1 Luglio 2009

COMORE: CODACONS, PERICOLOSI I VOLI ESTERO SU ESTERO

      ‘ADOTTARE STANDARD DI SICUREZZA PRESSO GLI AEROPORTI’

     
      Roma, 1 lug. (Adnkronos) – "Denunciamo da anni la pericolosita’
dei voli estero su estero": e’ quanto rileva il Codacons, in relazione
all’aereo della compagnia Yemenia, precipitato ieri presso le isole
Comore. "Da anni riportiamo segnalazioni di consumatori che partono
con aerei sicuri dall’Italia, ma che poi, dovendosi trasferire da una
localita’ estera all’altra, specie se viene cancellato il volo
previsto, viaggiano su deltaplani.

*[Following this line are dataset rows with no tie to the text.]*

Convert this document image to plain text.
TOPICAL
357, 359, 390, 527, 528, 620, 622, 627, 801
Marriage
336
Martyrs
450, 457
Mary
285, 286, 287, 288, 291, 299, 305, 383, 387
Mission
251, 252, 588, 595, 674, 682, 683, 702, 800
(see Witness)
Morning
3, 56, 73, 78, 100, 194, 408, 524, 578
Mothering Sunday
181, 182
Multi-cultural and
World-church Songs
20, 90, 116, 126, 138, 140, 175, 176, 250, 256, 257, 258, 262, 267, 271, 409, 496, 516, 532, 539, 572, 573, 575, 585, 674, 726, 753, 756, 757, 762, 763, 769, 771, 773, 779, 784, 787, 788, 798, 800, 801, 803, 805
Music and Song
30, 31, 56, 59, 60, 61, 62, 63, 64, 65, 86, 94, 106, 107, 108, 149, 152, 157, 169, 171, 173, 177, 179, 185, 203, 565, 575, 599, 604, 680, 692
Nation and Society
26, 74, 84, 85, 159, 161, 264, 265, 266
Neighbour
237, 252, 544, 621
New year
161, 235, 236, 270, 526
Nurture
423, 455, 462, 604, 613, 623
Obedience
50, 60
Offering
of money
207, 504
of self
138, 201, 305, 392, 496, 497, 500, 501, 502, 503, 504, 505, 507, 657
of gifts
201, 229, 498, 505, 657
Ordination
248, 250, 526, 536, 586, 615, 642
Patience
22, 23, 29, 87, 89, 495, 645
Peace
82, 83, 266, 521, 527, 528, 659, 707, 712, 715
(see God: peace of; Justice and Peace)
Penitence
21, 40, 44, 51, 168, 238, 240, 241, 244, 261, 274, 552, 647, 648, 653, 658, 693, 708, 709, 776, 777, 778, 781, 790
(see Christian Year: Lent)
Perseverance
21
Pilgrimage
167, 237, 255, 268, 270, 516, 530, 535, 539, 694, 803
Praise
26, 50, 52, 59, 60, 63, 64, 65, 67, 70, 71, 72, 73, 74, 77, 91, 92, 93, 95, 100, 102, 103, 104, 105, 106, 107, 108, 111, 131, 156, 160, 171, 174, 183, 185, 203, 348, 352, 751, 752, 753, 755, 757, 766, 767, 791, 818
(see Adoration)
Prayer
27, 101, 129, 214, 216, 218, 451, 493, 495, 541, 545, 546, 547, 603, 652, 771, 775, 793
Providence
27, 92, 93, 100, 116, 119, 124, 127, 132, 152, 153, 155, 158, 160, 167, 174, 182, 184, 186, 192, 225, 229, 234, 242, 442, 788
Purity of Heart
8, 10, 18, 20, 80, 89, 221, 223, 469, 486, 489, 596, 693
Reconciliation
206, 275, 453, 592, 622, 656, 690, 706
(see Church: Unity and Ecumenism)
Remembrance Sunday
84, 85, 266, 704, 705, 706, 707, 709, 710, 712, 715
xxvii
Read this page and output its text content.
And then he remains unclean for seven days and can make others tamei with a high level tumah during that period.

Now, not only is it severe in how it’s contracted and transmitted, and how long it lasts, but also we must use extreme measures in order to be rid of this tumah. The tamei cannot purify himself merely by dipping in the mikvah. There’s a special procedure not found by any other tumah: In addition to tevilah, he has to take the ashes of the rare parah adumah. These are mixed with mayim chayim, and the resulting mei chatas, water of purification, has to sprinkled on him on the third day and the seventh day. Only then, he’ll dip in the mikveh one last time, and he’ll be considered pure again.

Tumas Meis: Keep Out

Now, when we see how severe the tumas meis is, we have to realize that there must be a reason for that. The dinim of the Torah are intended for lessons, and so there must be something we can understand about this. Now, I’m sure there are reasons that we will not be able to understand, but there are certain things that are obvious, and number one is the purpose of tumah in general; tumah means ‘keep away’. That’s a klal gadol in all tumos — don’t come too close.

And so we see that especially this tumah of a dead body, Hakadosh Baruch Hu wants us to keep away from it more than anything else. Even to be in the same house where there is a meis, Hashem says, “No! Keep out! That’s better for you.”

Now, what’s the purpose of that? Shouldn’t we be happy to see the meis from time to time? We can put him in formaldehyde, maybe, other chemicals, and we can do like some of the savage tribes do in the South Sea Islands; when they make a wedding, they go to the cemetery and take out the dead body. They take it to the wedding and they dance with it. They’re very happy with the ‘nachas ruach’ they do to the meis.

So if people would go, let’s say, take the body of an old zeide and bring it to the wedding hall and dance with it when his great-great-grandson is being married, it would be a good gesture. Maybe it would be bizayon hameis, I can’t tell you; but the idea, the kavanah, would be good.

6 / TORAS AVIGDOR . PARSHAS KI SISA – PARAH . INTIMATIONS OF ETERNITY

Per questo da tempo chiedevamo che
le agenzie turistiche fossero obbligate a fornire al consumatore che
acquista un pacchetto turistico sia l’elenco delle compagnie aeree e
dei velivoli con i quali il tour operator lavora, anche in caso di
cancellazione del volo, sia l’elenco delle compagnie di serie B
vietate in Italia, ma magari tollerate fuori dall’Europa".
      Inoltre, "il caso indica l’urgente necessita’, da anni
evidenziata dal Codacons, di avere non solo le black list delle
compagnie aeree, ma anche la pubblicazione delle black list degli
aeroporti. La sicurezza, infatti, non dipende solo dagli aerei ma
anche dagli standard di sicurezza adottati dagli aeroporti, tenuto
conto del tipo di strumentazione tecnica in uso, tipo di radar, della
sicurezza antincendio, del traffico, ossia del numero di voli rispetto
alla capacita’ massima dell’aeroporto, della lunghezza delle piste,
della presenza di edifici o altri ostacoli lungo le piste o in fase di
atterraggio".
      E ancora servono "la pubblicazione delle liste nere dei Paesi.
Non basta segnalare le cattive compagnie aeree, ma anche i cattivi
paesi d’origine, in modo da far sapere al consumatore in quali Stati
vi e’ una normativa elastica che consente alle compagnie di quel Paese
di non rispettare determinati standard internazionali. E la lista di
serie A e di serie B dei velivoli. Attualmente non e’ prevista. Si
dovra’ tener conto di alcuni dati oggettivi come l’anno di
fabbricazione, l’anno di revisione, ma anche di indici di
affidabilita’ dei modelli in circolazione, come il numero di incidenti
registrati da quel modello rapportati al numero dei velivoli in
circolazione e del monte ore di volo".